Wage-tax reform has long been an interest of Paul Levy, to better incentivize the kind of job and resident growth that EisnerAmper exemplifies. Levy argues that the city foolishly taxes something that’s highly mobile—jobs—instead of assessing levies against more-stationary objects—like real estate—which explains Philadelphia’s anemic job market. On Monday, the Pennsylvania House approved a bill that would amend the state’s Uniformity Clause, which has prevented Philadelphia and other cities from taxes different types of real estate at different rates. If the bill also passes the Senate, Philadelphia could impose higher property taxes on businesses, and allow the city to simultaneously reduce the wage tax. It’s a plan Levy has pushed for years, building a coalition of business leaders around him.

Philadelphia is blessed by good transit infrastructure, said Levy, and it makes more economic sense to move jobs to transit-accessible locations than make remote locations more transit accessible.

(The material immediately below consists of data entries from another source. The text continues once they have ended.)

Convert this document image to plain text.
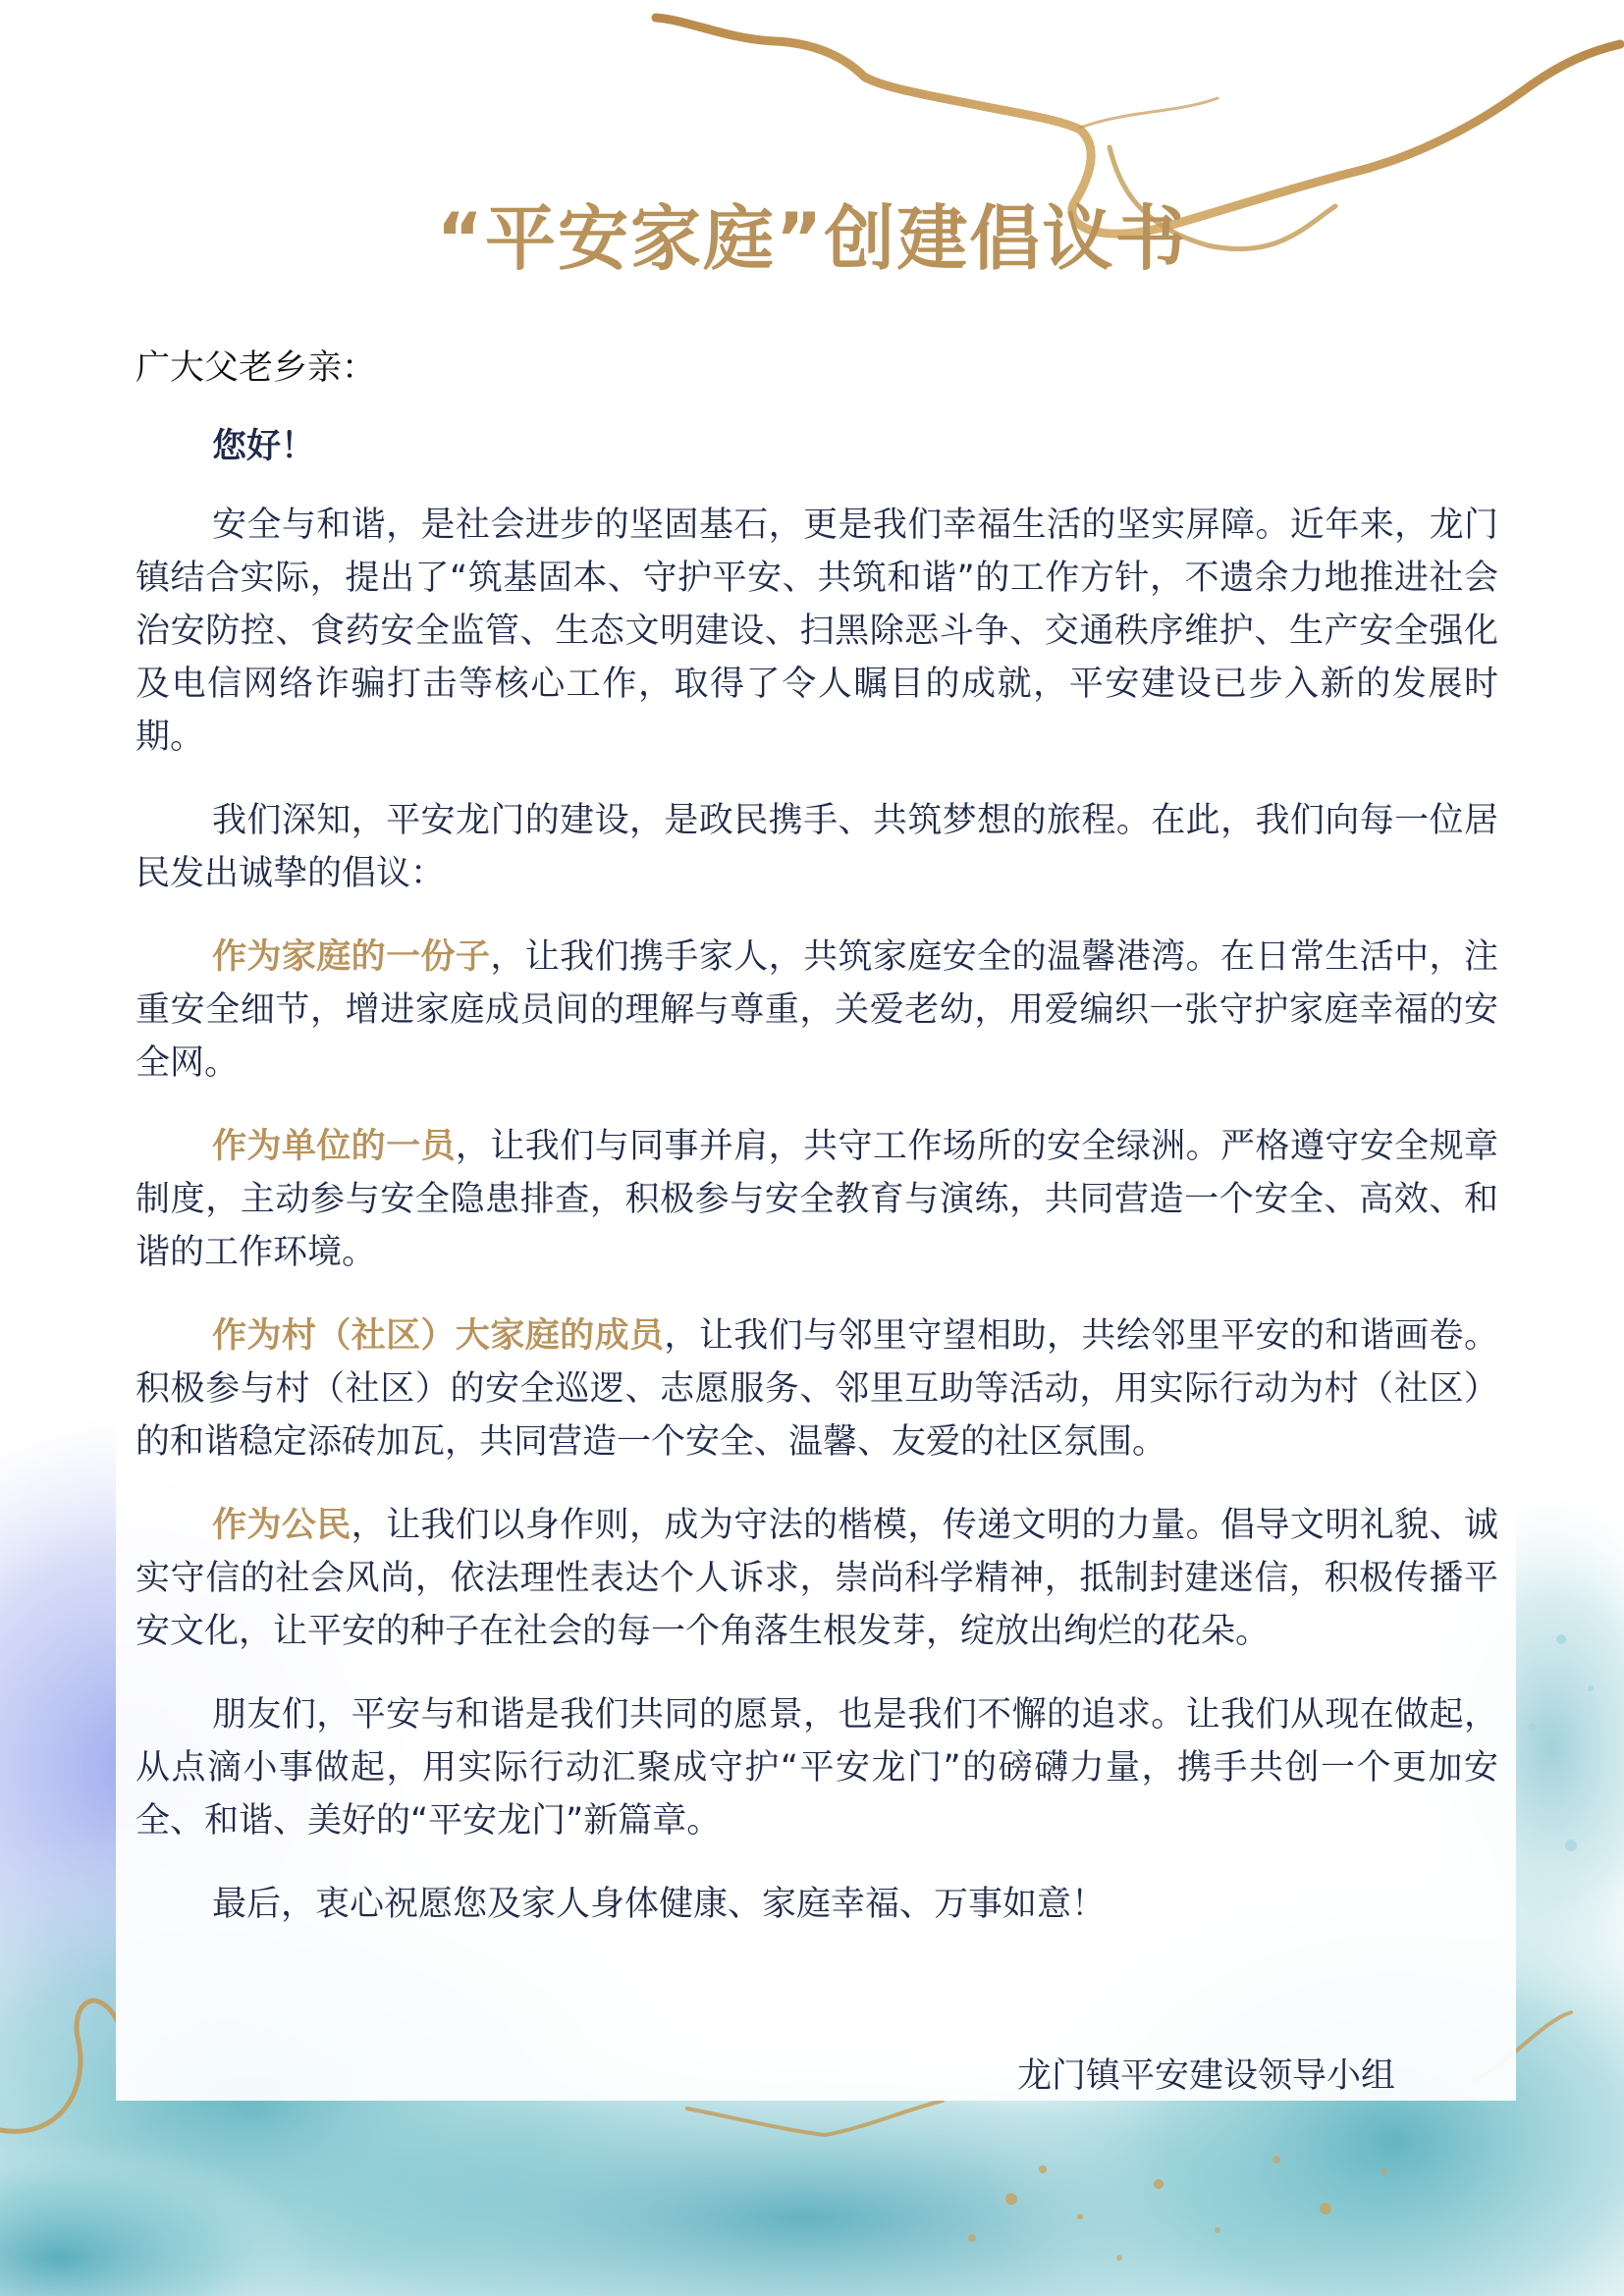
“平安家庭”创建倡议书

广大父老乡亲：

您好！

安全与和谐，是社会进步的坚固基石，更是我们幸福生活的坚实屏障。近年来，龙门镇结合实际，提出了“筑基固本、守护平安、共筑和谐”的工作方针，不遗余力地推进社会治安防控、食药安全监管、生态文明建设、扫黑除恶斗争、交通秩序维护、生产安全强化及电信网络诈骗打击等核心工作，取得了令人瞩目的成就，平安建设已步入新的发展时期。

我们深知，平安龙门的建设，是政民携手、共筑梦想的旅程。在此，我们向每一位居民发出诚挚的倡议：

作为家庭的一份子，让我们携手家人，共筑家庭安全的温馨港湾。在日常生活中，注重安全细节，增进家庭成员间的理解与尊重，关爱老幼，用爱编织一张守护家庭幸福的安全网。

作为单位的一员，让我们与同事并肩，共守工作场所的安全绿洲。严格遵守安全规章制度，主动参与安全隐患排查，积极参与安全教育与演练，共同营造一个安全、高效、和谐的工作环境。

作为村（社区）大家庭的成员，让我们与邻里守望相助，共绘邻里平安的和谐画卷。积极参与村（社区）的安全巡逻、志愿服务、邻里互助等活动，用实际行动为村（社区）的和谐稳定添砖加瓦，共同营造一个安全、温馨、友爱的社区氛围。

作为公民，让我们以身作则，成为守法的楷模，传递文明的力量。倡导文明礼貌、诚实守信的社会风尚，依法理性表达个人诉求，崇尚科学精神，抵制封建迷信，积极传播平安文化，让平安的种子在社会的每一个角落生根发芽，绽放出绚烂的花朵。

朋友们，平安与和谐是我们共同的愿景，也是我们不懈的追求。让我们从现在做起，从点滴小事做起，用实际行动汇聚成守护“平安龙门”的磅礴力量，携手共创一个更加安全、和谐、美好的“平安龙门”新篇章。

最后，衷心祝愿您及家人身体健康、家庭幸福、万事如意！

龙门镇平安建设领导小组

That doesn’t just make sense from a pure societal cost basis. It’s also much more equitable for Philly’s lower income residents. The city’s poorest neighborhoods are concentrated in West Philadelphia, North Philadelphia, and the Lower Northeast. But all of those areas are well served by SEPTA’s Market-Frankford and Broad Street Lines.

The report doesn’t offer a ton of new statistics, repeating plenty of the facts and figures found in the State of Center City report released earlier this year. Still, the context matters, and some of the findings bear repeating.

For example, in Greater Center City, just 39 percent of residents commute via car. In Philadelphia as a whole, that number goes up to 59 percent. In the entire metro area, it’s 80 percent. The city neighborhoods where it’s easiest to get by without a car are a geographic and economic mix, meaning that relocating more regional jobs to the city’s downtown areas would benefit Philadelphians of all classes.

The report also highlights the numbers of Philadelphians who reverse commute. Directly adjacent Lower Merion and Bensalem nab the number one and two spots respectively, but right behind them is Upper Merion, driven by the King of Prussia mall, which has nearly three-quarters as many retail jobs as Greater Center City. Those jobs pay an average of $25,000, says the report, but unless and until SEPTA builds it’s extension of the Norristown High Speed Line, many mall employees are stuck with long commutes relying on multiple bus transfers. Those that are lucky enough to have access to a car—only half of lower income city households have access to automobiles, says the report—still have to pay the annual average of $8,500 to operate a car, according to AAA estimates.